Substitutions in Raw Food
There is not a day that goes by without an email in my box asking about substitutions for ingredients in my raw food recipes. It seems that there are a lot of nut allergies, gluten allergies, or just people who don’t like a particular ingredient. Some people can’t get certain ingredients. What ever the reason, it is a constant issue without a clear cut answer.
Let’s start with nuts. Why do we use so many nuts? Because nuts are a healthier substitution for other more unhealthy ingredients such as butter and flour. We grind nuts to make flour and soak and blend them for beautiful cream sauces. They make fabulous nut-milks. Nuts are very versatile in raw food recipes. But when you want to substitute the nuts, you are actually asking to substitute the substitution.
In some recipes, such as nut crusts, substituting one nut for another is not a big deal. It will not affect the final outcome. You can easily interchange pecans for walnuts, or almonds for macadamia nuts. It will change the taste, of course, but it will still work.
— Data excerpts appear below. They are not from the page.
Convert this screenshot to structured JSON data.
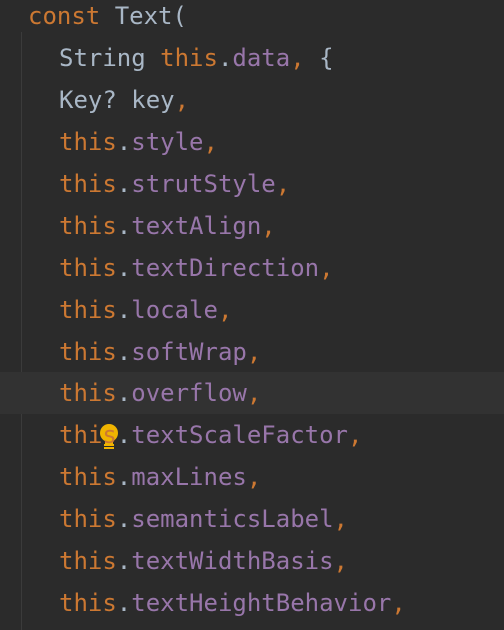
{
  "editor": {
    "lines": [
      {
        "tokens": [
          "const",
          " ",
          "Text",
          "("
        ]
      },
      {
        "tokens": [
          "String",
          " ",
          "this",
          ".",
          "data",
          ",",
          " {"
        ]
      },
      {
        "tokens": [
          "Key?",
          " ",
          "key",
          ","
        ]
      },
      {
        "tokens": [
          "this",
          ".",
          "style",
          ","
        ]
      },
      {
        "tokens": [
          "this",
          ".",
          "strutStyle",
          ","
        ]
      },
      {
        "tokens": [
          "this",
          ".",
          "textAlign",
          ","
        ]
      },
      {
        "tokens": [
          "this",
          ".",
          "textDirection",
          ","
        ]
      },
      {
        "tokens": [
          "this",
          ".",
          "locale",
          ","
        ]
      },
      {
        "tokens": [
          "this",
          ".",
          "softWrap",
          ","
        ]
      },
      {
        "tokens": [
          "this",
          ".",
          "overflow",
          ","
        ]
      },
      {
        "tokens": [
          "this",
          ".",
          "textScaleFactor",
          ","
        ]
      },
      {
        "tokens": [
          "this",
          ".",
          "maxLines",
          ","
        ]
      },
      {
        "tokens": [
          "this",
          ".",
          "semanticsLabel",
          ","
        ]
      },
      {
        "tokens": [
          "this",
          ".",
          "textWidthBasis",
          ","
        ]
      },
      {
        "tokens": [
          "this",
          ".",
          "textHeightBehavior",
          ","
        ]
      }
    ],
    "gutter_icon": "lightbulb-icon",
    "colors": {
      "background": "#2b2b2b",
      "current_line": "#323232",
      "keyword": "#cc7832",
      "property": "#9876aa",
      "plain": "#a9b7c6",
      "bulb": "#f0b400"
    }
  }
}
In other applications, substituting is not so straight forward. Cashews are used a lot for their consistency and mild taste and can’t easily be substituted by another nut. You simply won’t get the same results in consistency or taste.
Creating recipes is a bit of a science project. I strive for balance between taste and texture. When you work at refining a recipe, every ingredient exists in an inter-dependent relationship with the others. Meaning, change one ingredient, and you change how everything relates to each other. So, substitutions are just not that easy. Without completely remaking a recipe, and working through each substitution, seeing how it affects the other ingredients and the final outcome, it is a question that is not easily answered.
I would suggest that if you have an aversion to something, whether it be nuts, or grains, experiment! If you have success, I would love to hear about it!
A note on young coconuts I have tried reconstituting dried coconut to substitute for young coconut without success. Dried coconut comes from mature coconuts and has a completely different texture.